Day of the Dead (dt. Zombie 2) führt sieben Jahre später die Tendenzen der früheren Filme weiter aus: Die Zombies sind wie die Zombies in Romeros Dawn of the Dead, auch wenn sie realistischer und weniger grotesk aussehen. Weiterhin wird die relative Unverwundbarkeit weiter auf die Spitze getrieben und mit Bub gibt es den ersten individualisierten Zombie; es werden gewisse Erinnerungen reaktiviert und er versucht sogar zu sprechen. Damit versucht der verantwortliche Dr. Logan, ein Zombiemeister zu werden, doch er verwendet Neurophysiologie und Soziologie statt Schwarzer Magie. Über den Ursprung der Zombies wird nichts gesagt. Der Film setzt mehr auf die gruppeninternen Spannungen als auf die Bedrohung durch die Zombies; wenn die Gruppe zusammengearbeitet hätte, hätte sie möglicherweise erfolgreich sein können. Mit diesem Film gilt seine Zombie-Trilogie als abgeschlossen.

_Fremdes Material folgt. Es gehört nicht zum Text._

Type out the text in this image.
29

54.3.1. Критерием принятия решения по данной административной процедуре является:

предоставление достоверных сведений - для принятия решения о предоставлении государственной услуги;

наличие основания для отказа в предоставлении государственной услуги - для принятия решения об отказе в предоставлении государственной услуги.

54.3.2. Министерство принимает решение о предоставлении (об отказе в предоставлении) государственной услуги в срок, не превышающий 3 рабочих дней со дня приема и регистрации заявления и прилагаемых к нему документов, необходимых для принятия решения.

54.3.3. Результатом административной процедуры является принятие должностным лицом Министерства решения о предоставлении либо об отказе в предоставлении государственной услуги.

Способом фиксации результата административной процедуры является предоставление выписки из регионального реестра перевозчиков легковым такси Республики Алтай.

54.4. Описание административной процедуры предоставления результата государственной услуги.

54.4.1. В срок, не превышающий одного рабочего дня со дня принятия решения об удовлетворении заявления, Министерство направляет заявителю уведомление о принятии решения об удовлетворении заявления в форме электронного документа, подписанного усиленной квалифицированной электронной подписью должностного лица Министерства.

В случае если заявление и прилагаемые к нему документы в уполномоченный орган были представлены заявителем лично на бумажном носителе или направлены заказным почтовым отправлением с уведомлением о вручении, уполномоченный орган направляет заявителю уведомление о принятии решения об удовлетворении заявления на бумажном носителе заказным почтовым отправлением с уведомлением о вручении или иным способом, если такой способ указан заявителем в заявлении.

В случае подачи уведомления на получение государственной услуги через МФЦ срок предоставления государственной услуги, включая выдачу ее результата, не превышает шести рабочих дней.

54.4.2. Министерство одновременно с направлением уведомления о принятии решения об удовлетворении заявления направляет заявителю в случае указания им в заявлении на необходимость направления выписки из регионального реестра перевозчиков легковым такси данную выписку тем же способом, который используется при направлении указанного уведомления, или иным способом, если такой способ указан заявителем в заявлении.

Nach Day of the Dead lässt Romero das Thema zwanzig Jahre ruhen. Die Erfolge von Resident Evil, Shaun of the Dead und dem Snyder-Remake von Dawn of the Dead lassen ihn dann wieder tätig werden: 2005 flimmerte Land of the Dead über die Leinwände. Zwar verkündete Romero, dass dieser Film keine Fortsetzung von Day of the Dead sei, doch er steht völlig in der Tradition der Trilogie. Die Zombies sehen ähnlich gruselig aus, treten genauso auf. Was sie zum Leben erweckt, bleibt unklar. Es gibt auch einiges Neues: Die Zombies werden von Feuerwerksraketen so fasziniert, dass sie alles um sich herum vergessen und nur noch in den Himmel starren. Sie gehen verstärkt (rudimentär) den Tätigkeiten nach, die ihr Leben bestimmten. Und dank dem Zombie Big Daddy lernen sie. So können sie mit Werkzeugeinsatz die Schwachstellen im Verteidigungssystem der Überlebenden überwinden. Und sie empfinden Mitleid mit ihren leidenden Mitzombies. Die Menschen haben sich viel stärker verändert. Sie haben sich viel mehr mit der menschenverachtenden Situation abgefunden. Fiel es ihnen anfangs schwer, die Zombies einfach zu erschießen, sind viele von ihnen mittlerweile so sehr abgestumpft, dass sie ihre Mitmenschen für ein Vergnügen opfern: Die Prostituierte Slack wird waffenlos in einen Käfig mit zwei Zombies gesperrt – es wird darauf gewettet, welcher Zombie sie erwischen wird. Damit sind die Menschen auch wieder zu Zombiemeistern geworden: Mit schlichter Gewalt werden die Zombies in die Position gebracht, in der sie sein sollen, sei es als Gladiator, gruselige Kulisse oder untote Zielscheibe. Wofür die Zombies stehen, ist ziemlich unklar, sicher ist nur, dass sie zu den Unterprivilegierten außerhalb der gated community gehören – aber wer gehört schon nicht dazu? Schließlich: Die Streitigkeiten unter den Überlebenden werden auf die Spitze getrieben – es gibt zahllose Fraktionen, Verrat und Seitenwechsel werden kaum mehr übel genommen, dafür gibt es auch kaum mehr klare, langfristige Ziele.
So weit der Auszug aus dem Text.